Grand potential. $\Omega = U - TS - \mu N$ is the relevant potential when particle number varies — open systems exchanging minimal observers with the environment. Here $\mu$ (the chemical potential) is the coherence cost of adding one minimal observer to $\mathcal{A}$ , and $N$ is the observer count.

Each Legendre transform corresponds to constraining one intensive variable $(T, P, \mu)$ by coupling to an external coherence reservoir, converting the corresponding extensive variable $(S, V, N)$ from a free parameter to one determined by equilibrium. The transform structure is:

$\text{Potential} = U - \sum_i (\text{intensive}_i)(\text{extensive}_i)$

where the sum runs over the constrained pairs. The Maxwell relations (e.g., $(\partial T / \partial V)_S = -(\partial P / \partial S)_V$ ) follow from the equality of mixed partial derivatives of $U(S, V, N)$ and carry no additional content beyond the smoothness of the coherence energy function.

Open Gaps

Chemical potential: For systems with variable particle number, the first law extends to $dU = TdS - PdV + \mu dN$ . The coherence analog of $\mu$ is the coherence cost of adding a minimal observer to $\mathcal{A}$ — this should be derivable from the bootstrap mechanism.
Non-equilibrium thermodynamics: The first law holds for arbitrary processes, not just quasi-static ones. The framework should extend to far-from-equilibrium coherence dynamics, connecting to fluctuation theorems.
Negative temperature: In standard thermodynamics, population-inverted systems have $T < 0$ . In the framework, this corresponds to systems where adding coherence decreases entropy — which requires a bounded state space where most microstates are already accessible.
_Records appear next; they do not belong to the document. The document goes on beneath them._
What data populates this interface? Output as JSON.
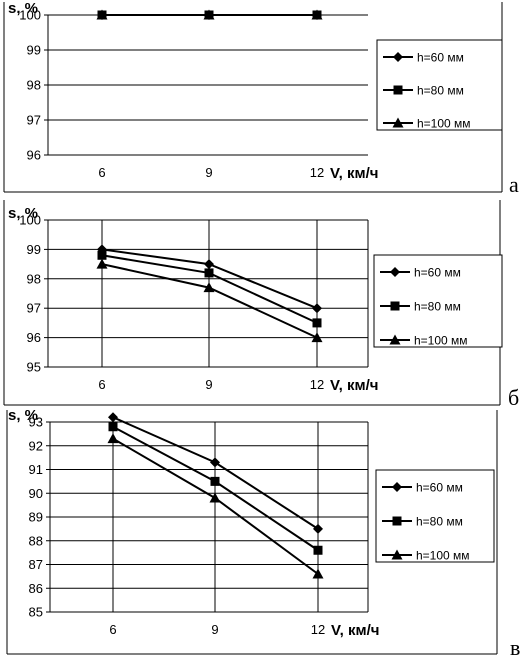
{
  "chart_data": [
    {
      "type": "line",
      "panel_label": "а",
      "ylabel": "s, %",
      "xlabel": "V, км/ч",
      "categories": [
        "6",
        "9",
        "12"
      ],
      "ylim": [
        96,
        100
      ],
      "yticks": [
        "96",
        "97",
        "98",
        "99",
        "100"
      ],
      "grid": "horizontal",
      "legend": "right",
      "series": [
        {
          "name": "h=60 мм",
          "marker": "diamond",
          "values": [
            100,
            100,
            100
          ]
        },
        {
          "name": "h=80 мм",
          "marker": "square",
          "values": [
            100,
            100,
            100
          ]
        },
        {
          "name": "h=100 мм",
          "marker": "triangle",
          "values": [
            100,
            100,
            100
          ]
        }
      ]
    },
    {
      "type": "line",
      "panel_label": "б",
      "ylabel": "s, %",
      "xlabel": "V, км/ч",
      "categories": [
        "6",
        "9",
        "12"
      ],
      "ylim": [
        95,
        100
      ],
      "yticks": [
        "95",
        "96",
        "97",
        "98",
        "99",
        "100"
      ],
      "grid": "both",
      "legend": "right",
      "series": [
        {
          "name": "h=60 мм",
          "marker": "diamond",
          "values": [
            99.0,
            98.5,
            97.0
          ]
        },
        {
          "name": "h=80 мм",
          "marker": "square",
          "values": [
            98.8,
            98.2,
            96.5
          ]
        },
        {
          "name": "h=100 мм",
          "marker": "triangle",
          "values": [
            98.5,
            97.7,
            96.0
          ]
        }
      ]
    },
    {
      "type": "line",
      "panel_label": "в",
      "ylabel": "s, %",
      "xlabel": "V, км/ч",
      "categories": [
        "6",
        "9",
        "12"
      ],
      "ylim": [
        85,
        93
      ],
      "yticks": [
        "85",
        "86",
        "87",
        "88",
        "89",
        "90",
        "91",
        "92",
        "93"
      ],
      "grid": "both",
      "legend": "right",
      "series": [
        {
          "name": "h=60 мм",
          "marker": "diamond",
          "values": [
            93.2,
            91.3,
            88.5
          ]
        },
        {
          "name": "h=80 мм",
          "marker": "square",
          "values": [
            92.8,
            90.5,
            87.6
          ]
        },
        {
          "name": "h=100 мм",
          "marker": "triangle",
          "values": [
            92.3,
            89.8,
            86.6
          ]
        }
      ]
    }
  ]
}
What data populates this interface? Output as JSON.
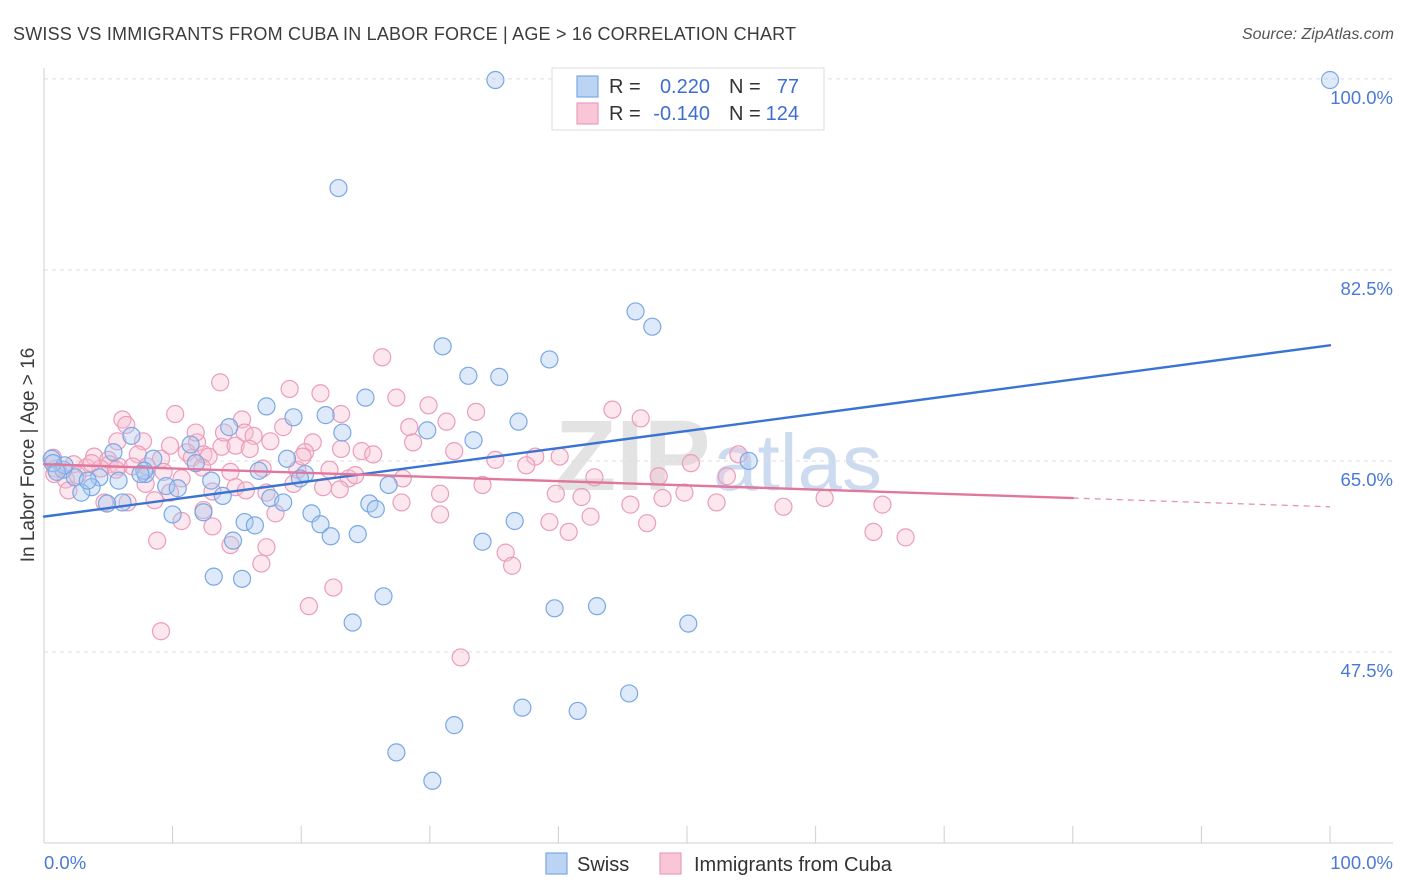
{
  "source": "Source: ZipAtlas.com",
  "watermark": {
    "part1": "ZIP",
    "part2": "atlas"
  },
  "colors": {
    "swiss_marker": "#7aa8e4",
    "swiss_marker_fill": "#a9c8f0",
    "swiss_line": "#3a74d2",
    "cuba_marker": "#eb9dbb",
    "cuba_marker_fill": "#f6bfd3",
    "cuba_line": "#e0789e"
  },
  "chart_data": {
    "type": "scatter",
    "title": "SWISS VS IMMIGRANTS FROM CUBA IN LABOR FORCE | AGE > 16 CORRELATION CHART",
    "ylabel": "In Labor Force | Age > 16",
    "xlim": [
      0,
      100
    ],
    "ylim": [
      30,
      101
    ],
    "x_ticks": [
      10,
      20,
      30,
      40,
      50,
      60,
      70,
      80,
      90,
      100
    ],
    "x_tick_labels": [
      "0.0%",
      "100.0%"
    ],
    "y_ticks": [
      100,
      82.5,
      65,
      47.5
    ],
    "y_tick_labels": [
      "100.0%",
      "82.5%",
      "65.0%",
      "47.5%"
    ],
    "grid": true,
    "legend": {
      "position": "top-center",
      "r_label": "R =",
      "n_label": "N ="
    },
    "series": [
      {
        "name": "Swiss",
        "r": "0.220",
        "n": "77",
        "trend": {
          "start": [
            0,
            59.9
          ],
          "end": [
            100,
            75.6
          ]
        },
        "points": [
          [
            35.1,
            99.9
          ],
          [
            100,
            99.9
          ],
          [
            22.9,
            90.0
          ],
          [
            46.0,
            78.7
          ],
          [
            47.3,
            77.3
          ],
          [
            31.0,
            75.5
          ],
          [
            39.3,
            74.3
          ],
          [
            33.0,
            72.8
          ],
          [
            35.4,
            72.7
          ],
          [
            25.0,
            70.8
          ],
          [
            17.3,
            70.0
          ],
          [
            19.4,
            69.0
          ],
          [
            21.9,
            69.2
          ],
          [
            36.9,
            68.6
          ],
          [
            14.4,
            68.1
          ],
          [
            23.2,
            67.6
          ],
          [
            29.8,
            67.8
          ],
          [
            6.8,
            67.3
          ],
          [
            33.4,
            66.9
          ],
          [
            11.4,
            66.5
          ],
          [
            5.4,
            65.8
          ],
          [
            0.6,
            65.2
          ],
          [
            8.5,
            65.2
          ],
          [
            18.9,
            65.2
          ],
          [
            11.8,
            64.8
          ],
          [
            7.9,
            63.8
          ],
          [
            16.7,
            64.1
          ],
          [
            20.3,
            63.8
          ],
          [
            19.9,
            63.4
          ],
          [
            1.5,
            64.2
          ],
          [
            2.4,
            63.5
          ],
          [
            4.3,
            63.5
          ],
          [
            5.8,
            63.2
          ],
          [
            13.0,
            63.2
          ],
          [
            9.5,
            62.7
          ],
          [
            10.4,
            62.5
          ],
          [
            3.7,
            62.6
          ],
          [
            2.9,
            62.1
          ],
          [
            26.8,
            62.8
          ],
          [
            13.9,
            61.8
          ],
          [
            17.6,
            61.6
          ],
          [
            6.1,
            61.2
          ],
          [
            4.9,
            61.1
          ],
          [
            18.6,
            61.2
          ],
          [
            25.3,
            61.1
          ],
          [
            25.8,
            60.6
          ],
          [
            10.0,
            60.1
          ],
          [
            12.4,
            60.3
          ],
          [
            20.8,
            60.2
          ],
          [
            15.6,
            59.4
          ],
          [
            16.4,
            59.1
          ],
          [
            21.5,
            59.2
          ],
          [
            36.6,
            59.5
          ],
          [
            22.3,
            58.1
          ],
          [
            24.4,
            58.3
          ],
          [
            14.7,
            57.7
          ],
          [
            34.1,
            57.6
          ],
          [
            13.2,
            54.4
          ],
          [
            15.4,
            54.2
          ],
          [
            26.4,
            52.6
          ],
          [
            39.7,
            51.5
          ],
          [
            43.0,
            51.7
          ],
          [
            24.0,
            50.2
          ],
          [
            50.1,
            50.1
          ],
          [
            45.5,
            43.7
          ],
          [
            37.2,
            42.4
          ],
          [
            41.5,
            42.1
          ],
          [
            31.9,
            40.8
          ],
          [
            27.4,
            38.3
          ],
          [
            30.2,
            35.7
          ],
          [
            54.8,
            65.0
          ],
          [
            1.6,
            64.6
          ],
          [
            0.7,
            64.8
          ],
          [
            3.4,
            63.2
          ],
          [
            7.8,
            64.1
          ],
          [
            7.5,
            63.8
          ],
          [
            1.0,
            64.0
          ]
        ]
      },
      {
        "name": "Immigrants from Cuba",
        "r": "-0.140",
        "n": "124",
        "trend": {
          "start": [
            0,
            64.7
          ],
          "end": [
            80,
            61.6
          ],
          "dashed_end": [
            100,
            60.8
          ]
        },
        "points": [
          [
            26.3,
            74.5
          ],
          [
            13.7,
            72.2
          ],
          [
            19.1,
            71.6
          ],
          [
            21.5,
            71.2
          ],
          [
            27.4,
            70.8
          ],
          [
            29.9,
            70.1
          ],
          [
            44.2,
            69.7
          ],
          [
            33.6,
            69.5
          ],
          [
            10.2,
            69.3
          ],
          [
            23.1,
            69.3
          ],
          [
            15.4,
            68.8
          ],
          [
            46.4,
            68.9
          ],
          [
            6.1,
            68.8
          ],
          [
            31.3,
            68.6
          ],
          [
            18.6,
            68.1
          ],
          [
            28.4,
            68.1
          ],
          [
            6.4,
            68.3
          ],
          [
            15.6,
            67.6
          ],
          [
            16.3,
            67.3
          ],
          [
            11.9,
            66.7
          ],
          [
            5.7,
            66.8
          ],
          [
            7.7,
            66.8
          ],
          [
            17.6,
            66.8
          ],
          [
            20.9,
            66.7
          ],
          [
            9.8,
            66.4
          ],
          [
            13.8,
            66.3
          ],
          [
            14.9,
            66.4
          ],
          [
            16.0,
            66.1
          ],
          [
            11.1,
            65.8
          ],
          [
            7.3,
            65.6
          ],
          [
            12.4,
            65.6
          ],
          [
            23.1,
            66.1
          ],
          [
            24.7,
            65.9
          ],
          [
            25.6,
            65.6
          ],
          [
            31.9,
            65.9
          ],
          [
            3.9,
            65.4
          ],
          [
            5.0,
            65.1
          ],
          [
            9.1,
            65.2
          ],
          [
            11.5,
            65.3
          ],
          [
            12.8,
            65.4
          ],
          [
            5.1,
            64.7
          ],
          [
            38.2,
            65.4
          ],
          [
            40.1,
            65.4
          ],
          [
            54.0,
            65.6
          ],
          [
            35.1,
            65.1
          ],
          [
            50.3,
            64.8
          ],
          [
            2.3,
            64.7
          ],
          [
            3.3,
            64.4
          ],
          [
            5.8,
            64.5
          ],
          [
            8.0,
            64.5
          ],
          [
            17.0,
            64.3
          ],
          [
            9.3,
            64.0
          ],
          [
            10.7,
            63.4
          ],
          [
            14.5,
            64.0
          ],
          [
            53.1,
            63.6
          ],
          [
            47.8,
            63.6
          ],
          [
            42.8,
            63.5
          ],
          [
            1.7,
            63.3
          ],
          [
            23.7,
            63.4
          ],
          [
            27.9,
            63.4
          ],
          [
            34.1,
            62.8
          ],
          [
            21.7,
            62.6
          ],
          [
            19.4,
            62.9
          ],
          [
            23.0,
            62.4
          ],
          [
            17.3,
            62.1
          ],
          [
            30.8,
            62.0
          ],
          [
            39.8,
            62.0
          ],
          [
            49.8,
            62.1
          ],
          [
            41.8,
            61.7
          ],
          [
            48.1,
            61.6
          ],
          [
            60.7,
            61.6
          ],
          [
            27.8,
            61.2
          ],
          [
            4.7,
            61.2
          ],
          [
            6.5,
            61.2
          ],
          [
            52.3,
            61.2
          ],
          [
            45.6,
            61.0
          ],
          [
            57.5,
            60.8
          ],
          [
            65.2,
            61.0
          ],
          [
            8.6,
            61.4
          ],
          [
            12.4,
            60.5
          ],
          [
            18.0,
            60.2
          ],
          [
            30.8,
            60.1
          ],
          [
            42.5,
            59.9
          ],
          [
            10.7,
            59.5
          ],
          [
            39.3,
            59.4
          ],
          [
            46.9,
            59.3
          ],
          [
            13.1,
            59.0
          ],
          [
            40.8,
            58.5
          ],
          [
            64.5,
            58.5
          ],
          [
            67.0,
            58.0
          ],
          [
            8.8,
            57.7
          ],
          [
            14.5,
            57.3
          ],
          [
            17.3,
            57.1
          ],
          [
            35.9,
            56.6
          ],
          [
            16.9,
            55.6
          ],
          [
            36.4,
            55.4
          ],
          [
            22.5,
            53.4
          ],
          [
            20.6,
            51.7
          ],
          [
            9.1,
            49.4
          ],
          [
            32.4,
            47.0
          ],
          [
            0.9,
            64.3
          ],
          [
            0.8,
            63.8
          ],
          [
            1.9,
            62.3
          ],
          [
            4.4,
            64.3
          ],
          [
            14.9,
            62.6
          ],
          [
            15.7,
            62.3
          ],
          [
            22.2,
            64.2
          ],
          [
            20.3,
            65.8
          ],
          [
            19.7,
            64.2
          ],
          [
            14.0,
            67.6
          ],
          [
            11.8,
            67.6
          ],
          [
            7.9,
            62.9
          ],
          [
            6.9,
            64.5
          ],
          [
            0.7,
            65.3
          ],
          [
            2.6,
            63.7
          ],
          [
            3.7,
            64.8
          ],
          [
            5.6,
            64.2
          ],
          [
            12.3,
            64.4
          ],
          [
            20.1,
            65.4
          ],
          [
            28.7,
            66.7
          ],
          [
            37.5,
            64.6
          ],
          [
            9.8,
            62.1
          ],
          [
            13.1,
            62.2
          ],
          [
            24.2,
            63.7
          ]
        ]
      }
    ]
  }
}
Whether the framework permits such configurations is an open question.

Addressed Gaps

Free energy and Legendre transforms — Resolved: Helmholtz $F = U - TS$ , Gibbs $G = U - TS + PV$ , and grand potential $\Omega = U - TS - \mu N$ are identified as constrained coherence optimizations, each arising from coupling to an external coherence reservoir that fixes one intensive variable. See Remark 8.1.